Health Care Complaints Commissioner, Sue Dawson – in general

Many years ago we were given this advice – “If you want to know what someone’s like, get them to put something in writing.” (These days, it’s, “Just send them an email.”)

There are times when just one piece of writing tells you all you’d ever want to know about someone. To us this letter received from Ms Dawson, herself, is a perfect example of this.

It’s background is that one of our readers had lodged a complaint with Ms Dawson and her people about a Dr Kerrie Meades, Ophthalmologist – he claimed he’d been referred to her for help with his developing double vision, but that he’d spent 3 or 4 hours in her rooms at a cost of hundreds of dollars, and learnt nothing.

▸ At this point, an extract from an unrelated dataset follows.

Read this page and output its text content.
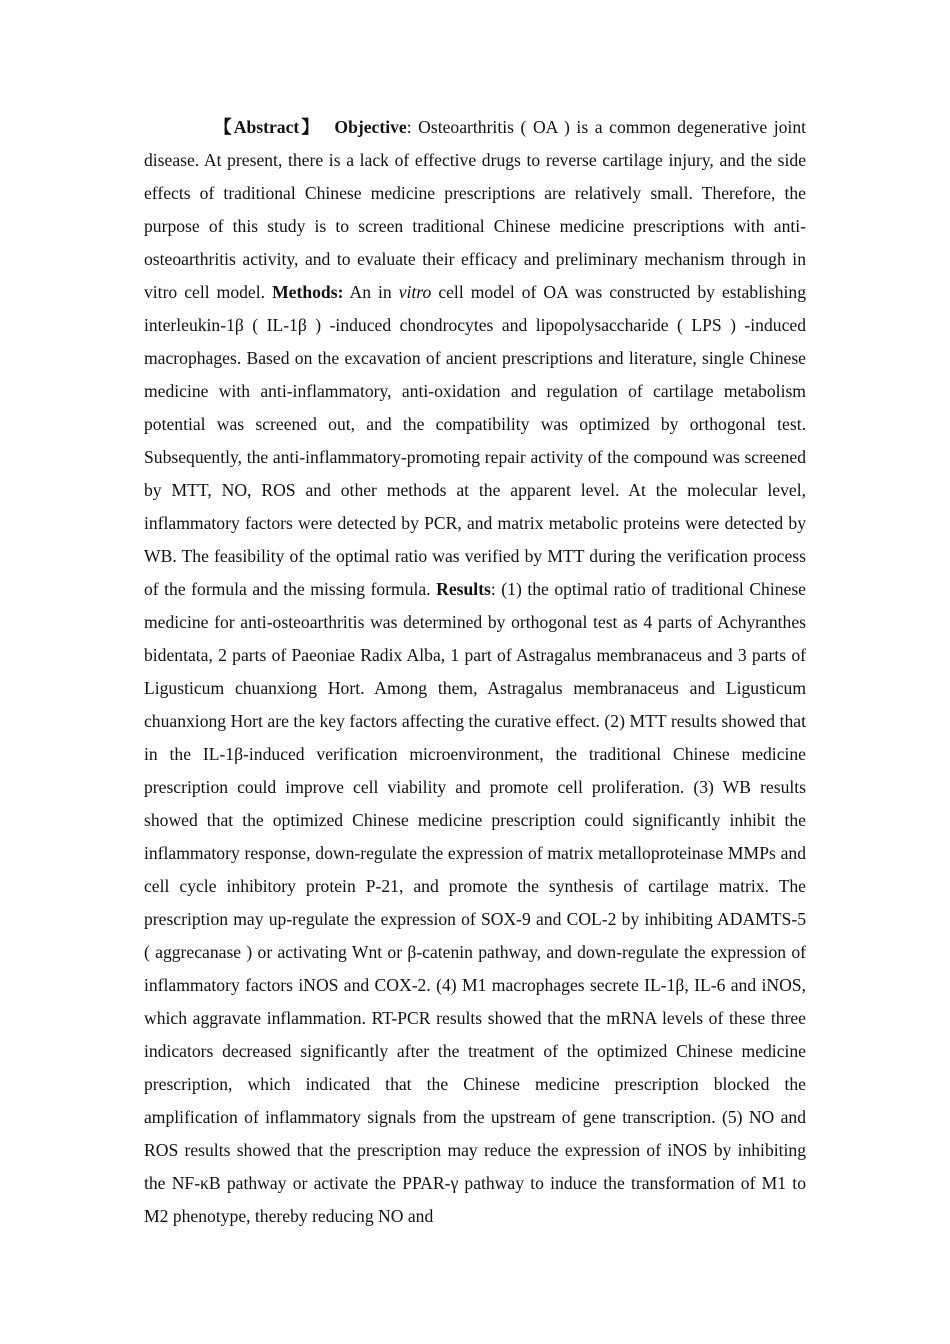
【Abstract】 Objective: Osteoarthritis ( OA ) is a common degenerative joint disease. At present, there is a lack of effective drugs to reverse cartilage injury, and the side effects of traditional Chinese medicine prescriptions are relatively small. Therefore, the purpose of this study is to screen traditional Chinese medicine prescriptions with anti-osteoarthritis activity, and to evaluate their efficacy and preliminary mechanism through in vitro cell model. Methods: An in vitro cell model of OA was constructed by establishing interleukin-1β ( IL-1β ) -induced chondrocytes and lipopolysaccharide ( LPS ) -induced macrophages. Based on the excavation of ancient prescriptions and literature, single Chinese medicine with anti-inflammatory, anti-oxidation and regulation of cartilage metabolism potential was screened out, and the compatibility was optimized by orthogonal test. Subsequently, the anti-inflammatory-promoting repair activity of the compound was screened by MTT, NO, ROS and other methods at the apparent level. At the molecular level, inflammatory factors were detected by PCR, and matrix metabolic proteins were detected by WB. The feasibility of the optimal ratio was verified by MTT during the verification process of the formula and the missing formula. Results: (1) the optimal ratio of traditional Chinese medicine for anti-osteoarthritis was determined by orthogonal test as 4 parts of Achyranthes bidentata, 2 parts of Paeoniae Radix Alba, 1 part of Astragalus membranaceus and 3 parts of Ligusticum chuanxiong Hort. Among them, Astragalus membranaceus and Ligusticum chuanxiong Hort are the key factors affecting the curative effect. (2) MTT results showed that in the IL-1β-induced verification microenvironment, the traditional Chinese medicine prescription could improve cell viability and promote cell proliferation. (3) WB results showed that the optimized Chinese medicine prescription could significantly inhibit the inflammatory response, down-regulate the expression of matrix metalloproteinase MMPs and cell cycle inhibitory protein P-21, and promote the synthesis of cartilage matrix. The prescription may up-regulate the expression of SOX-9 and COL-2 by inhibiting ADAMTS-5 ( aggrecanase ) or activating Wnt or β-catenin pathway, and down-regulate the expression of inflammatory factors iNOS and COX-2. (4) M1 macrophages secrete IL-1β, IL-6 and iNOS, which aggravate inflammation. RT-PCR results showed that the mRNA levels of these three indicators decreased significantly after the treatment of the optimized Chinese medicine prescription, which indicated that the Chinese medicine prescription blocked the amplification of inflammatory signals from the upstream of gene transcription. (5) NO and ROS results showed that the prescription may reduce the expression of iNOS by inhibiting the NF-κB pathway or activate the PPAR-γ pathway to induce the transformation of M1 to M2 phenotype, thereby reducing NO and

Our reader says he could write a book about his experiences with his double vision, but that one thing in particular had made him angry – that someone in Meades’ rooms should have told him in the first 5 minutes about how prisms in his glasses would solve the practical problem of his double vision, that, in fact he was never told about them in the whole 3 or 4 hours – they, in particular Meades, were too busy telling him that the causes of his double vision could be extremely serious, requiring “extensive investigation,” obviously so that he would spend more and more time with them, at the cost of more and more dollars, and that, as a result of this negligence, he spent many extra months/years being a danger to himself and others on the road when he was driving a car, during which he could have had an accident and nearly did, perhaps even a fatal accident.

Eventually, when he gave up on Meades and her people, he saw another Ophthalmologist, Dr Ross Fitzsimons, and he DID tell him in the first five minutes about prisms in his glasses and when he got them, it was as though he didn’t have double visionl, as though he was in his 40s and 50s again. AND Dr Fitzsimons also told him straight away that if he wanted to remove the possibility that his double vision was caused by anything serious, he could have an MRI of his brain which he did, and it was clear.

But, as you can see from her letter, after the Commission had both considered our reader’s complaint  and dismissed it, and then considered it again in a review, Ms Dawson, herself, considered there was no real basis  for thinking Meades’ help had been in  way inferior to Dr Fitzsimons’ help – “Two doctors having different opinions or action plans about a patient does not mean that that either practitioner’s conduct is unreasonable.” And that there was certainly no basis to complain about Meades’ conduct.

How could anyone of any intelligence write anything like this??? Or perhaps she’s subject to heavy inducements to write things like this, the nature of which we don’t understand???